In the current scenario, increasing importance is being given to research and publications—as a measure of individual/institutional progress as well as a benchmark to determine recruitment, promotions, and funding. Thus, it has become mandatory for an individual to keep working on quality research, followed by writing and publishing it successfully. However, publication is not the end of an author's work but the beginning of another important process. The value of a publication lies in its wide accessibility and impact. Bibliographic databases, such as MEDLINE, Embase, and Scopus, compile data from a selection of journals (such documented journals are “indexed” in that database), thus improving the visibility and access on a literature search. The use of database-specific thesaurus/controlled vocabulary such as MeSH (for MEDLINE) and Emtree (for EMBASE) enables precise search outcomes.

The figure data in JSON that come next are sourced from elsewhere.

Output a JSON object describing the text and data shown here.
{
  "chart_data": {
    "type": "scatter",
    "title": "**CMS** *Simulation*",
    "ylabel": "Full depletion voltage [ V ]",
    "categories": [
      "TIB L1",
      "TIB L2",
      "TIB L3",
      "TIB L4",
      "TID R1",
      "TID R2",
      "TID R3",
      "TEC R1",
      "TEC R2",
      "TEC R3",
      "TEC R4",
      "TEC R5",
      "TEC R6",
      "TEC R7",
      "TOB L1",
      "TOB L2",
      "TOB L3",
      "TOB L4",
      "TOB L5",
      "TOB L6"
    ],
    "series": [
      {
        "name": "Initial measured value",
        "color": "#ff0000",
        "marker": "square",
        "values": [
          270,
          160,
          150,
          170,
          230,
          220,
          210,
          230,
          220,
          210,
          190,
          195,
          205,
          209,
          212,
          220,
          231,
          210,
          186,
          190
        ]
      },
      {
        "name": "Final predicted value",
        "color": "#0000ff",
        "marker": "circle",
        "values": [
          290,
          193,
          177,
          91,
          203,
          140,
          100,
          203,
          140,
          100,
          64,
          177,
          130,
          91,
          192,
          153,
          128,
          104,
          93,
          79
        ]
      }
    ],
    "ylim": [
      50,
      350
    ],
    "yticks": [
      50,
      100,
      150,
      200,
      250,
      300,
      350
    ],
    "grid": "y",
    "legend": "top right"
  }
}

An increase in the number of OA journals and processes such as “self-archiving” has opened avenues for the wide dissemination of published information. Many articles are freely available online immediately after publication (gold OA), whereas many permit the authors to archive in an institutional repository, subject to journal policies. The use of the CC license and its restrictive elements allows the authors to choose how their work can be used. Bibliometrics help to measure academic/scholarly activity and scientific impact, but should not be obsessed over. Their shortcomings in the true measurement of the impact of journals, articles, and authors have necessitated a suitable replacement, one with a more effective and meaningful evaluation of the true influence of research. The availability of free resources such as ORCID has linked an individual's research over various platforms and provided consolidated data of one's research activities. It is important that authors are aware of these post-publication resources and utilize them proactively to disseminate one's research and ensure a meaningful research impact.